Anche nel vangelo si parla di una chiamata. Questa volta non è un sacerdote che fa da intermediario ma Giovanni Battista. Egli designa Gesù come «Agnello di Dio». Questo appellativo ha radici profonde nell’ebraismo e rappresenta, secondo l’evangelista, la designazione più adatta per esprimere la missione di Gesù. È un invito implicito che Giovanni il Battista fa a due suoi discepoli perché lo accolgano come il loro nuovo Maestro. Essi si mettono allora a seguire Gesù e gli chiedono dove abita. Ma quello che provoca la loro decisione di seguirlo sono le parole con cui Gesù li invita ad andare con lui e a vedere. L’evangelista non riferisce che cosa si siano detti in tutto il tempo che sono rimasti insieme, ma vuol far capire che è stata l’esperienza personale a convincerli che Gesù è veramente il Messia. Uno dei due, Andrea, incontra poi suo fratello Simone e gli dice: «Abbiamo trovato il Messia» e lo conduce da Gesù. Questi si limita a guardarlo intensamente gli assegna un nuovo nome: Pietro. È questo il segno della missione che gli è conferita. 

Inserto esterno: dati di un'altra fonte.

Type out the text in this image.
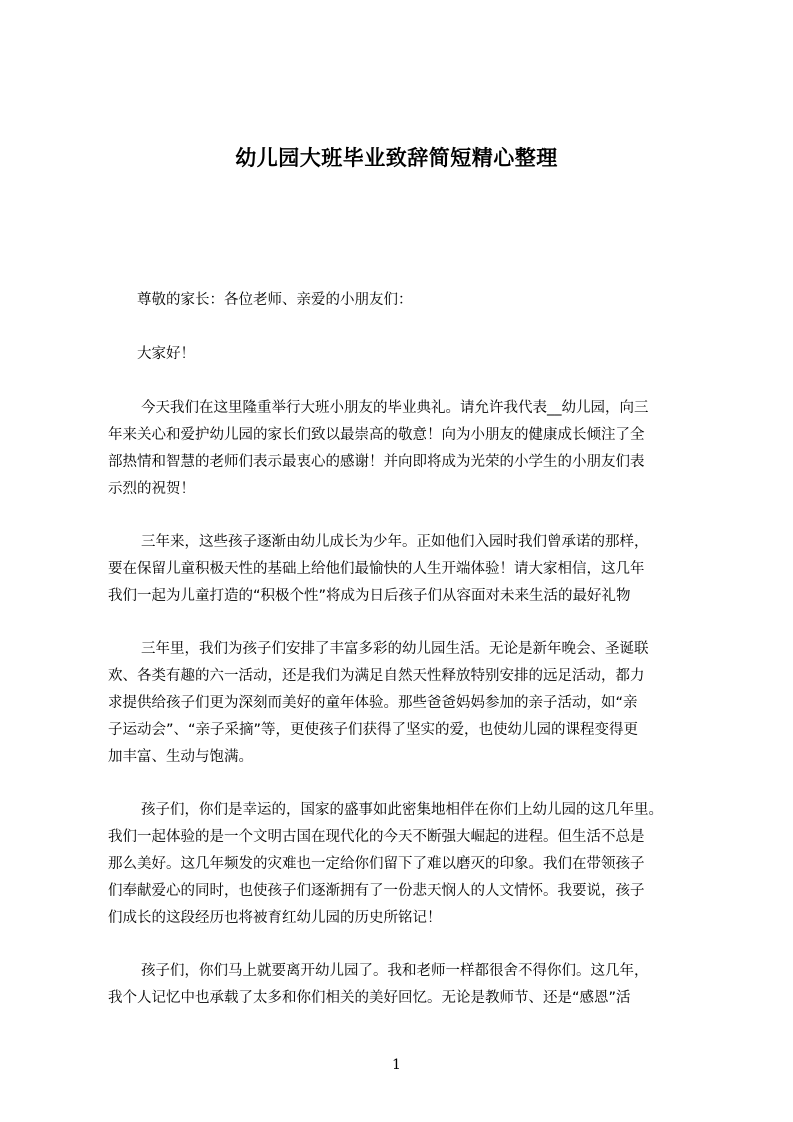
幼儿园大班毕业致辞简短精心整理
尊敬的家长：各位老师、亲爱的小朋友们：
大家好！
今天我们在这里隆重举行大班小朋友的毕业典礼。请允许我代表__幼儿园，向三
年来关心和爱护幼儿园的家长们致以最崇高的敬意！向为小朋友的健康成长倾注了全
部热情和智慧的老师们表示最衷心的感谢！并向即将成为光荣的小学生的小朋友们表
示烈的祝贺！
三年来，这些孩子逐渐由幼儿成长为少年。正如他们入园时我们曾承诺的那样，
要在保留儿童积极天性的基础上给他们最愉快的人生开端体验！请大家相信，这几年
我们一起为儿童打造的“积极个性”将成为日后孩子们从容面对未来生活的最好礼物
三年里，我们为孩子们安排了丰富多彩的幼儿园生活。无论是新年晚会、圣诞联
欢、各类有趣的六一活动，还是我们为满足自然天性释放特别安排的远足活动，都力
求提供给孩子们更为深刻而美好的童年体验。那些爸爸妈妈参加的亲子活动，如“亲
子运动会”、“亲子采摘”等，更使孩子们获得了坚实的爱，也使幼儿园的课程变得更
加丰富、生动与饱满。
孩子们，你们是幸运的，国家的盛事如此密集地相伴在你们上幼儿园的这几年里。
我们一起体验的是一个文明古国在现代化的今天不断强大崛起的进程。但生活不总是
那么美好。这几年频发的灾难也一定给你们留下了难以磨灭的印象。我们在带领孩子
们奉献爱心的同时，也使孩子们逐渐拥有了一份悲天悯人的人文情怀。我要说，孩子
们成长的这段经历也将被育红幼儿园的历史所铭记！
孩子们，你们马上就要离开幼儿园了。我和老师一样都很舍不得你们。这几年，
我个人记忆中也承载了太多和你们相关的美好回忆。无论是教师节、还是“感恩”活
1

Nella seconda lettura si mette in luce il rapporto strettissimo che intercorre tra il discepolo e Gesù: il suo corpo è membro di Cristo e perciò anche tempio dello Spirito Santo. Formare un solo corpo con Gesù significa lasciarsi coinvolgere nella sua persona e nei suoi valori, nel suo modo di essere e di pensare. Ogni cristiano ha una vocazione che lo unisce intimamente a Gesù e al tempo stesso lo mette al servizio del suo corpo che è la chiesa, cioè la comunità dei credenti.  

Ogni essere umano, anche se non ne è cosciente, porta con se una chiamata alla vita e all’amore. L’incontro con Gesù, se è autentico, rivela e approfondisce questa chiamata in forza della quale il discepolo si mette al suo seguito e al servizio dei fratelli. La chiamata può assumere diverse forme, ma in ogni caso porta ad assumere responsabilità specifiche al servizio della comunità. La scoperta della propria vocazione è un passo decisivo nella crescita di una persona, in quanto comporta la possibilità di dare un senso alla propria vita

Battesimo del Signore B

La sfida del battesimo

La liturgia ricorda il battesimo di Gesù come una seconda epifania, cioè un momento speciale in cui egli si è manifestato al mondo. Con questa festa terminano le celebrazioni natalizie e inizia il tempo ordinario, in cui la liturgia propone la lettura del vangelo di Marco (anno B). È questa un’occasione preziosa in cui siamo invitati a riflettere sul nostro battesimo in quanto modellato sul battesimo di Gesù.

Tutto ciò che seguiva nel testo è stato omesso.